Which operation is best for me?

This will, of course, be discussed and advised in any consultation. Keyhole operations leave less of a scar and tend to result in a quicker return to normal activity. They are, however, more complicated and therefore, more prone to complications such as bleeding.

The operation may be performed under general ("asleep") or local ("awake") anaesthesia. General anaesthesia is to be preferred in most instances (and for all keyhole procedures) unless there is a specific medical contra-indication as it is more relaxing for both patient and surgeon. In order to have a general anaesthetic, your stomach must be completely empty for at least 6 hours prior to the time of operation (no food or drink).

Hernia operations take from 45 minutes to 1 hour to perform.

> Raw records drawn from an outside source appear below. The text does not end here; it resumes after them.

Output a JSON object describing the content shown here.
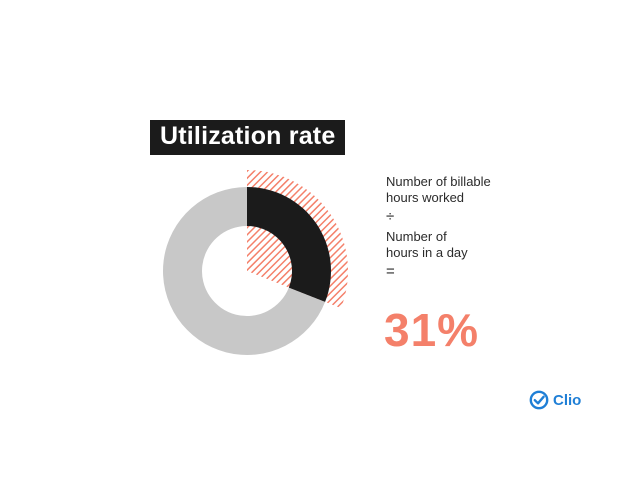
{
  "title": "Utilization rate",
  "formula": {
    "numerator": "Number of billable\nhours worked",
    "divide_symbol": "÷",
    "denominator": "Number of\nhours in a day",
    "equals_symbol": "="
  },
  "result_text": "31%",
  "brand": {
    "name": "Clio",
    "color": "#1f7fd6"
  },
  "colors": {
    "accent": "#f4806a",
    "ring": "#c8c8c8",
    "dark": "#1b1b1b"
  },
  "chart_data": {
    "type": "pie",
    "title": "Utilization rate",
    "series": [
      {
        "value": 31
      },
      {
        "value": 69
      }
    ],
    "display": "31%"
  }
}
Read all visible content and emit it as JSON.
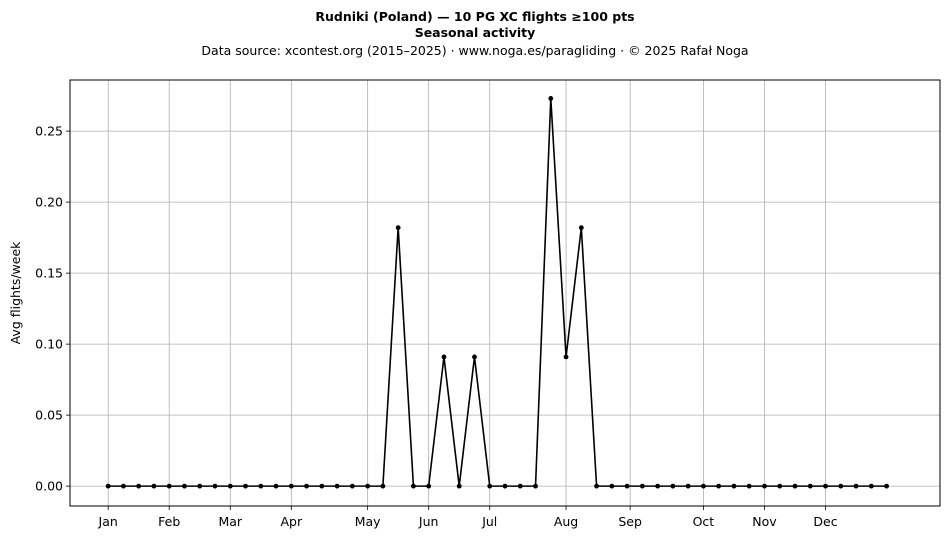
{
  "chart_data": {
    "type": "line",
    "title": "Rudniki (Poland)  —  10 PG XC flights ≥100 pts",
    "subtitle": "Seasonal activity",
    "source_line": "Data source: xcontest.org (2015–2025)  ·  www.noga.es/paragliding  ·  © 2025 Rafał Noga",
    "xlabel": "",
    "ylabel": "Avg flights/week",
    "ylim": [
      -0.014,
      0.286
    ],
    "xlim": [
      -2.5,
      54.5
    ],
    "yticks": [
      0.0,
      0.05,
      0.1,
      0.15,
      0.2,
      0.25
    ],
    "ytick_labels": [
      "0.00",
      "0.05",
      "0.10",
      "0.15",
      "0.20",
      "0.25"
    ],
    "month_ticks": [
      {
        "label": "Jan",
        "week": 0
      },
      {
        "label": "Feb",
        "week": 4
      },
      {
        "label": "Mar",
        "week": 8
      },
      {
        "label": "Apr",
        "week": 12
      },
      {
        "label": "May",
        "week": 17
      },
      {
        "label": "Jun",
        "week": 21
      },
      {
        "label": "Jul",
        "week": 25
      },
      {
        "label": "Aug",
        "week": 30
      },
      {
        "label": "Sep",
        "week": 34.2
      },
      {
        "label": "Oct",
        "week": 39
      },
      {
        "label": "Nov",
        "week": 43
      },
      {
        "label": "Dec",
        "week": 47
      }
    ],
    "grid": true,
    "series": [
      {
        "color": "#000000",
        "x": [
          0,
          1,
          2,
          3,
          4,
          5,
          6,
          7,
          8,
          9,
          10,
          11,
          12,
          13,
          14,
          15,
          16,
          17,
          18,
          19,
          20,
          21,
          22,
          23,
          24,
          25,
          26,
          27,
          28,
          29,
          30,
          31,
          32,
          33,
          34,
          35,
          36,
          37,
          38,
          39,
          40,
          41,
          42,
          43,
          44,
          45,
          46,
          47,
          48,
          49,
          50,
          51
        ],
        "values": [
          0,
          0,
          0,
          0,
          0,
          0,
          0,
          0,
          0,
          0,
          0,
          0,
          0,
          0,
          0,
          0,
          0,
          0,
          0,
          0.182,
          0,
          0,
          0.091,
          0,
          0.091,
          0,
          0,
          0,
          0,
          0.273,
          0.091,
          0.182,
          0,
          0,
          0,
          0,
          0,
          0,
          0,
          0,
          0,
          0,
          0,
          0,
          0,
          0,
          0,
          0,
          0,
          0,
          0,
          0
        ]
      }
    ]
  }
}
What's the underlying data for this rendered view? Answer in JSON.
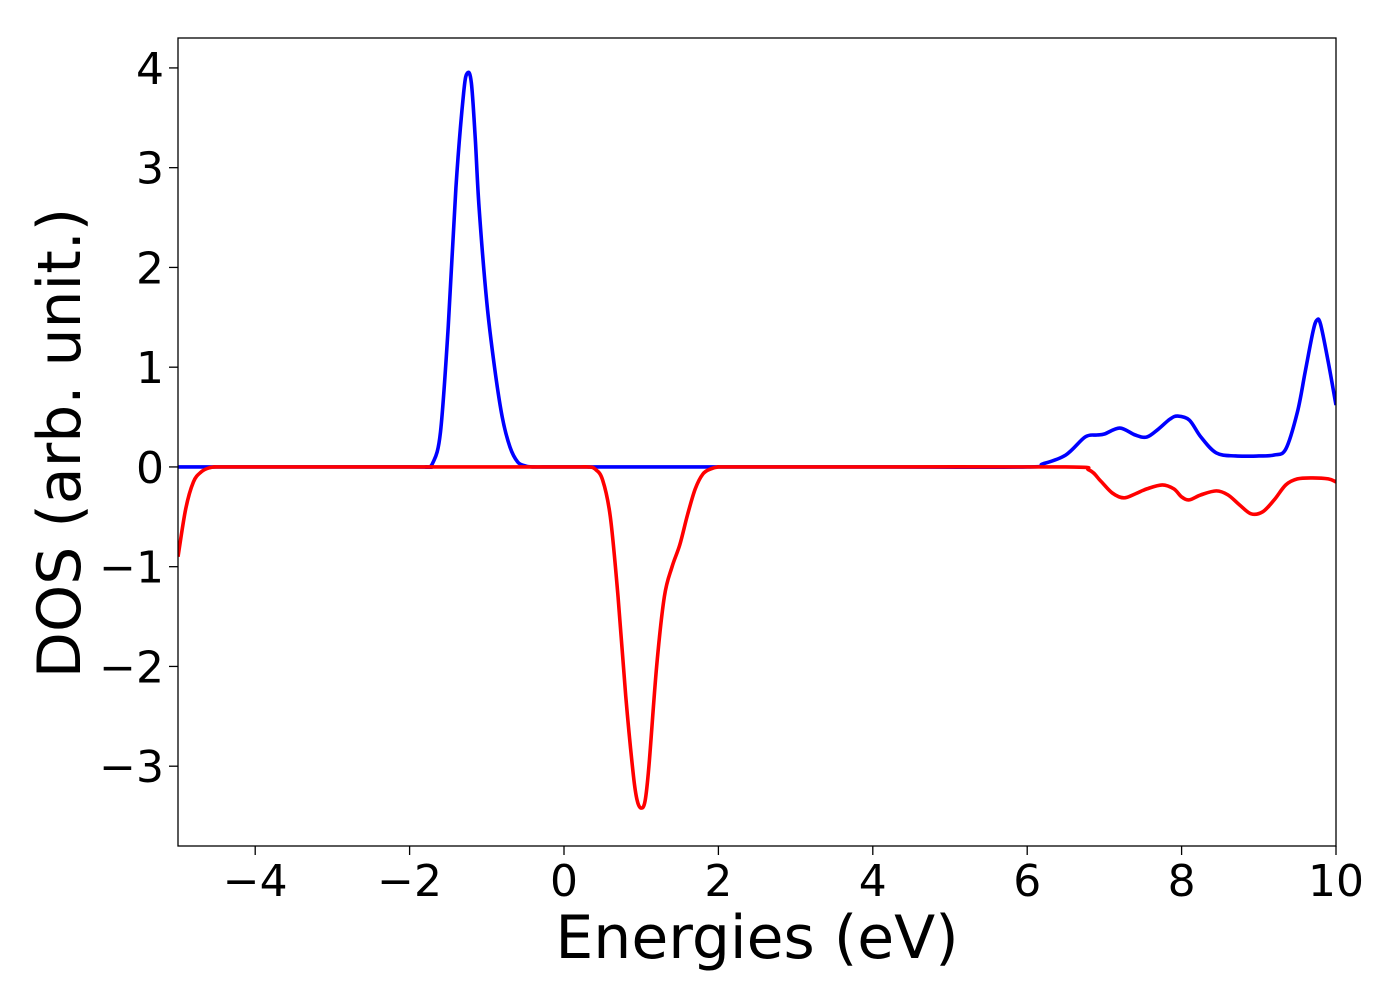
{
  "chart_data": {
    "type": "line",
    "title": "",
    "xlabel": "Energies (eV)",
    "ylabel": "DOS (arb. unit.)",
    "xlim": [
      -5,
      10
    ],
    "ylim": [
      -3.8,
      4.3
    ],
    "x_ticks": [
      -4,
      -2,
      0,
      2,
      4,
      6,
      8,
      10
    ],
    "x_tick_labels": [
      "−4",
      "−2",
      "0",
      "2",
      "4",
      "6",
      "8",
      "10"
    ],
    "y_ticks": [
      -3,
      -2,
      -1,
      0,
      1,
      2,
      3,
      4
    ],
    "y_tick_labels": [
      "−3",
      "−2",
      "−1",
      "0",
      "1",
      "2",
      "3",
      "4"
    ],
    "grid": false,
    "legend": false,
    "series": [
      {
        "color": "#0000ff",
        "x": [
          -5,
          -2.0,
          -1.8,
          -1.7,
          -1.6,
          -1.5,
          -1.4,
          -1.3,
          -1.25,
          -1.2,
          -1.15,
          -1.1,
          -1.0,
          -0.9,
          -0.8,
          -0.7,
          -0.6,
          -0.5,
          -0.4,
          -0.2,
          0,
          2,
          4,
          6.0,
          6.2,
          6.5,
          6.75,
          6.9,
          7.0,
          7.2,
          7.4,
          7.55,
          7.7,
          7.85,
          7.95,
          8.1,
          8.25,
          8.45,
          8.7,
          9.0,
          9.2,
          9.35,
          9.5,
          9.6,
          9.7,
          9.75,
          9.8,
          9.9,
          10.0
        ],
        "y": [
          0,
          0,
          0.0,
          0.04,
          0.35,
          1.4,
          2.8,
          3.75,
          3.95,
          3.85,
          3.3,
          2.6,
          1.65,
          1.0,
          0.5,
          0.2,
          0.05,
          0.01,
          0.0,
          0,
          0,
          0,
          0,
          0.0,
          0.03,
          0.12,
          0.3,
          0.32,
          0.33,
          0.39,
          0.32,
          0.3,
          0.38,
          0.48,
          0.51,
          0.47,
          0.3,
          0.14,
          0.11,
          0.11,
          0.12,
          0.18,
          0.55,
          0.95,
          1.35,
          1.47,
          1.43,
          1.05,
          0.62
        ]
      },
      {
        "color": "#ff0000",
        "x": [
          -5.0,
          -4.9,
          -4.8,
          -4.7,
          -4.6,
          -4.5,
          -4.3,
          -2,
          0,
          0.3,
          0.4,
          0.5,
          0.6,
          0.7,
          0.8,
          0.9,
          0.95,
          1.0,
          1.05,
          1.1,
          1.2,
          1.3,
          1.4,
          1.5,
          1.6,
          1.7,
          1.8,
          1.9,
          2.0,
          2.2,
          4,
          6.5,
          6.8,
          6.95,
          7.1,
          7.25,
          7.4,
          7.55,
          7.75,
          7.9,
          8.0,
          8.1,
          8.25,
          8.45,
          8.6,
          8.75,
          8.9,
          9.05,
          9.2,
          9.35,
          9.5,
          9.7,
          9.9,
          10.0
        ],
        "y": [
          -0.9,
          -0.42,
          -0.15,
          -0.05,
          -0.01,
          0,
          0,
          0,
          0,
          0,
          -0.02,
          -0.13,
          -0.5,
          -1.3,
          -2.3,
          -3.1,
          -3.35,
          -3.42,
          -3.35,
          -3.0,
          -2.0,
          -1.3,
          -1.0,
          -0.78,
          -0.48,
          -0.22,
          -0.07,
          -0.02,
          0,
          0,
          0,
          0,
          -0.03,
          -0.14,
          -0.26,
          -0.31,
          -0.27,
          -0.22,
          -0.18,
          -0.22,
          -0.3,
          -0.33,
          -0.28,
          -0.24,
          -0.28,
          -0.38,
          -0.47,
          -0.45,
          -0.33,
          -0.18,
          -0.12,
          -0.11,
          -0.12,
          -0.15
        ]
      }
    ]
  }
}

At the end of the operation, local anaesthetic will be injected into the wound to minimize pain. Sometimes after groin hernia, this results in numbness or even weakness spreading down the leg which resolves after a few hours.

What to expect after surgery

Inevitably, there will be some discomfort from the wounds but, depending on the type of operation, simple painkillers should be sufficient. The majority of hernias are now repaired as day-cases, not requiring overnight stay.

What are the potential complications?

Hernia surgery is very safe. In some instances, it is not possible to complete a keyhole operation and conversion to an open approach is required. Very occasionally, excessive bruising or swelling occurs which may necessitate a return trip to the operating theatre. A minority of patients react to the mesh by producing fluid around it. This appears as a painless swelling which resolves by itself after a number of weeks. Infection of the mesh is a rare but troublesome problem, virtually abolished by antibiotics given during surgery.

When can I drive?

Not for at least 1 week and thereafter when you feel fully in control.

When can I return to work?

This obviously depends on the operation you have had and your type of employment. For groin hernias, I normally recommend 2 weeks away from office duties and 4 - 6 weeks away from heavy manual work. Similarly, heavy gardening, lifting suitcases or vigorous gym exercise should be avoided for 4 weeks. These times may be reduced following a keyhole operation.

For all other activities, please allow common sense to prevail. In general, if you are causing discomfort in the wound then you are over-doing it.